Our trip to the Rapaki Marae was a truly incredible experience, and the storytelling abilities of our wonderful hosts made it even more captivating and memorable. After the privilege of visiting such a magical place and hearing such colorful and beautiful Maori legends, I will try my best to deliver today’s stories with as much imagery and eloquence possible. It’s hard not to be inspired by the people in this country, especially after the experiences we’ve had.
Group picture in front of the Rapaki meetinghouse |
The Squad began the day bright and early after spending the night under one roof in the main Rapaki meetinghouse. We ate a quick breakfast, grabbed hot mugs of tea and coffee to warm our hands and bodies, cleaned up after ourselves, and departed from the marae for the ferry to Quail Island.
Quail Island, also known as Otamahua by the Maori, has an interesting (and mildly creepy) history. It was first used in the nineteenth century as a quarantine island by European travelers, and then as a leper colony several years later. Now, the land is owned by the government, and the Department of Conservation runs the restoration project that we helped with today.
While the weather was not ideal (cold and rainy and cloudy, oh my!), that didn’t stop The Squad from hopping off the ferry to meet up with Ian McLennan, who was our leader for the day. Ian works with the Quail Island Ecological Restoration Trust, an organization with a goal to restore the native forests to the island. The work began in 1998 as part of a thesis project at the University of Canterbury, and has progressed immensely since then. Sixteen years and 80,000 plants later, the island is making a slow but steady recovery to its native and original beauty. Ian noted that he has already seen kererus and bellbirds nesting around the island, which is a great sign.

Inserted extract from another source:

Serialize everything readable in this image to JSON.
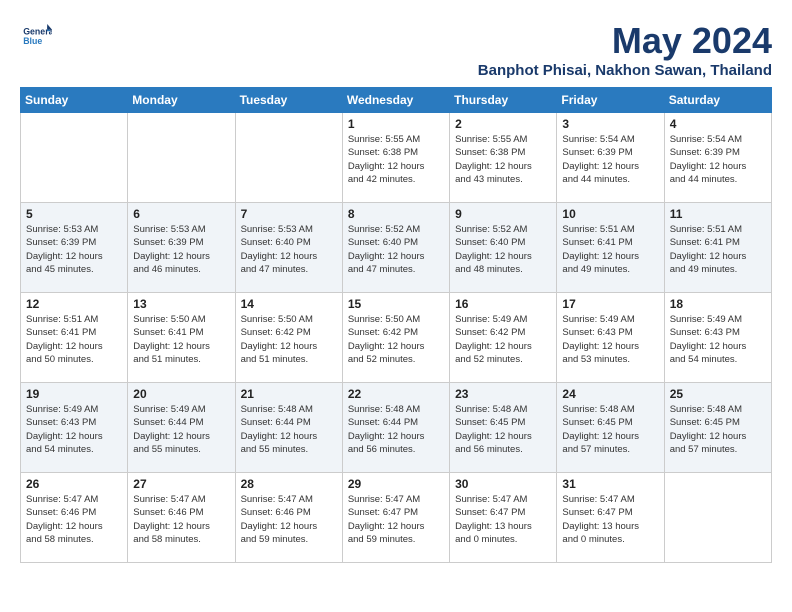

Because it is difficult for seeds to penetrate the pasture grass that covers a great portion of the island, all of the plants have to be grown in a nursery before being transplanted to their new homes. Planting takes place in August, once the coldest part of the winter is over, and the rest of the year is spent on maintenance work. Our trip to Quail Island reinforced something that we’ve heard from every expert we’ve had the opportunity to talk to thus far: restoration is much, much more than planting a tree and walking away. Projects are not days long or weeks long or months long. Restoration is a commitment of hundreds of years, because forests require hundreds of years to flourish.
Some of the beautiful flora on Quail Island |
The Squad helped to move 300 tussock plants to a black tarp where they will rest until August, when they will be planted as part of the restoration project. It took some experimentation with assembly lines and figuring out how not to slip on the muddy terrain, but we were successful in our endeavors.
The crew gathered around the finished product |
While Braden and Josh went off on their own to help with a new task, the rest of The Squad followed Ian to a hillside by the ocean, where we transplanted four silver tussock plants. We lovingly named them Travis, Trevor, Tom, and Thelma. We hope they enjoy their new homes!
Three busy bees transplanting Travis the silver tussock |
Finishing up the transplants with Thelma! |
We also found two trapdoor spiders, which we called Beatrice and Eugenie, and a massive worm, which we called Manfred.
We took a much-needed lunch break and then followed Dr. Hostetler on a tour of the rest of the island. The rain finally started to clear, and we were met with beautiful views of the ocean and mountains around us.
On the hike, we made a stop at a rocky area to search for skinks and geckos. We were lucky, and found a Canterbury gecko! These critters are important predators, so we were especially careful not to harm them in our search.
In other New Zealand fauna news, we saw several pied shags, coastal birds that reside primarily in the Australia and New Zealand area, resting on a cool shipwreck just off the hillside.
At the end of our hike, we visited a tiny, beautiful beach, where we were met by a massive rainbow. It was the picturesque ending to another wonderful day!
We stopped for a tea break at a tiny bar called Port Hole, and then made our way back to Lincoln. It was another successful, fun, and beautiful trip, as it always is in this incredible place. Tomorrow, we’re off on another adventure… fingers crossed it’s just as good as the last!